My favorite bug: segfaults in Java
Update: Two years later, I wrote a more detailed version of this article: My favorite bug: segfaults in Java (redux).
I’ve told this story orally a number of times, but realized that I have never written it down. This is my favorite bug story; it might not be my hardest bug, but it is the one I most like to tell.
The context
In 2012, I was a Senior programmer on the FIRST Robotics Competition team 1024. For the unfamiliar, the relevant part of the setup is that there are 2 minute and 15 second matches in which you have a 120 pound robot that sometimes runs autonomously, and sometimes is controlled over WiFi from a person at a laptop running stock “driver station” software and modifiable “dashboard” software.
That year, we mostly used the dashboard software to allow the human driver and operator to monitor sensors on the robot, one of them being a video feed from a web-cam mounted on it. This was really easy because the new standard dashboard program had a click-and drag interface to add stock widgets; you just had to make sure the code on the robot was actually sending the data.

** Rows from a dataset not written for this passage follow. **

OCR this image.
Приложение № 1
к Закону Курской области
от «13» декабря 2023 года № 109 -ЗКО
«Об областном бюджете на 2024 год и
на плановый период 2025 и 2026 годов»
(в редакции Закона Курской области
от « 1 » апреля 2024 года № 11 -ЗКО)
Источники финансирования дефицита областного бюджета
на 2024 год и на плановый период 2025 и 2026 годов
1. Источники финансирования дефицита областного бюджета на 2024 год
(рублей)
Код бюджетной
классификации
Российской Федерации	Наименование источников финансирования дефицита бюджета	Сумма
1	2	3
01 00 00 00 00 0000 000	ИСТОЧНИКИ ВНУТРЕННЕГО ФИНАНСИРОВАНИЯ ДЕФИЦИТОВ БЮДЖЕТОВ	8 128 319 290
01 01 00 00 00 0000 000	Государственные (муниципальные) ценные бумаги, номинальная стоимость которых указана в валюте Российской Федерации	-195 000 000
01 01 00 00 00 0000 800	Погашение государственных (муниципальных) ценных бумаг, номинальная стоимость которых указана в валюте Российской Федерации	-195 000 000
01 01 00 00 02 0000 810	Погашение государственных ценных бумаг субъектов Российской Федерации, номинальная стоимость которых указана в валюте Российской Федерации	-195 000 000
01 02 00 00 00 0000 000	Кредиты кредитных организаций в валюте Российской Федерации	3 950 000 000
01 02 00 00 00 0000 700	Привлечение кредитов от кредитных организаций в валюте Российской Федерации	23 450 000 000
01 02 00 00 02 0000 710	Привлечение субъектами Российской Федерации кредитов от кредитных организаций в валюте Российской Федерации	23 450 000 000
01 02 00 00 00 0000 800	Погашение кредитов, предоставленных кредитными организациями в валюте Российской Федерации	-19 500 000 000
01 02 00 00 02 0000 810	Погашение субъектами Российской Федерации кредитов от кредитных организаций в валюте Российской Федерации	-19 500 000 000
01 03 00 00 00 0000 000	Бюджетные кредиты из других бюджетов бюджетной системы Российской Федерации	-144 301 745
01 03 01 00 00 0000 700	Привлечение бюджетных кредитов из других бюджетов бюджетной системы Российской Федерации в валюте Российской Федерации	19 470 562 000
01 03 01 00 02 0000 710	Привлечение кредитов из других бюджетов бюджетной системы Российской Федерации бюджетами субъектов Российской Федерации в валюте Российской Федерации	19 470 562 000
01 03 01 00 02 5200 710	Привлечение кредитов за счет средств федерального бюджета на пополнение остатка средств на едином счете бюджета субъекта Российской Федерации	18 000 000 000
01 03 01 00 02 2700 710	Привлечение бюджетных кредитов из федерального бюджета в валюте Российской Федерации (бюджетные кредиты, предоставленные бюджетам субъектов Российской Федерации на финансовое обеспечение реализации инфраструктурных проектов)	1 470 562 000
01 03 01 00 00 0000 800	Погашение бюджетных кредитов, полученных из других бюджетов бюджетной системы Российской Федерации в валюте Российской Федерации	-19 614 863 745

That’s great, until when debugging things, the dashboard would suddenly vanish. If it was run manually from a terminal (instead of letting the driver station software launch it), you would see a core dump indicating a segmentation fault.
This wasn’t just us either; I spoke with people on other teams, everyone who was streaming video had this issue. But, because it only happened every couple of minutes, and a match is only 2:15, it didn’t need to run very long, they just crossed their fingers and hoped it didn’t happen during a match.
The dashboard was written in Java, and the source was available (under a 3-clause BSD license), so I dove in, hunting for the bug. Now, the program did use Java Native Interface to talk to OpenCV, which the video ran through; so I figured that it must be a bug in the C/C++ code that was being called. It was especially a pain to track down the pointers that were causing the issue, because it was hard with native debuggers to see through all of the JVM stuff to the OpenCV code, and the OpenCV stuff is opaque to Java debuggers.
Eventually the issue lead me back into the Java code—there was a
native pointer being stored in a Java variable; Java code called the
native routine to free()
the structure, but then tried to
feed it to another routine later. This lead to difficulty again—tracking
objects with Java debuggers was hard because they don’t expect the
program to suddenly segfault; it’s Java code, Java doesn’t segfault, it
throws exceptions!
With the help of println()
I was eventually able to see
that some code was executing in an order that straight didn’t make
sense.
The bug
The issue was that Java was making an unsafe optimization (I never bothered to figure out if it is the compiler or the JVM making the mistake, I was satisfied once I had a work-around).
Java was doing something similar to tail-call optimization with
regard to garbage collection. You see, if it is waiting for the return
value of a method m()
of object o
, and code in
m()
that is yet to be executed doesn’t access any other
methods or properties of o
, then it will go ahead and
consider o
eligible for garbage collection before
m()
has finished running.
That is normally a safe optimization to make… except for when a
destructor method (finalize()
) is defined for the object;
the destructor can have side effects, and Java has no way to know
whether it is safe for them to happen before m()
has
finished running.
The work-around
The routine that the segmentation fault was occurring in was something like:
public type1 getFrame() {
type2 child = this.getChild();
type3 var = this.something();
// `this` may now be garbage collected
return child.somethingElse(var); // segfault comes here
}
Where the destructor method of this
calls a method that
will free()
native memory that is also accessed by
child
; if this
is garbage collected before
child.somethingElse()
runs, the backing native code will
try to access memory that has been free()
ed, and receive a
segmentation fault. That usually didn’t happen, as the routines were
pretty fast. However, running 30 times a second, eventually bad luck
with the garbage collector happens, and the program crashes.
The work-around was to insert a bogus call to this to keep
this
around until after we were also done with
child
:
public type1 getFrame() {
type2 child = this.getChild();
type3 var = this.something();
type1 ret = child.somethingElse(var);
this.getSize(); // bogus call to keep `this` around
return ret;
}
Yeah. After spending weeks wading through though thousands of lines of Java, C, and C++, a bogus call to a method I didn’t care about was the fix.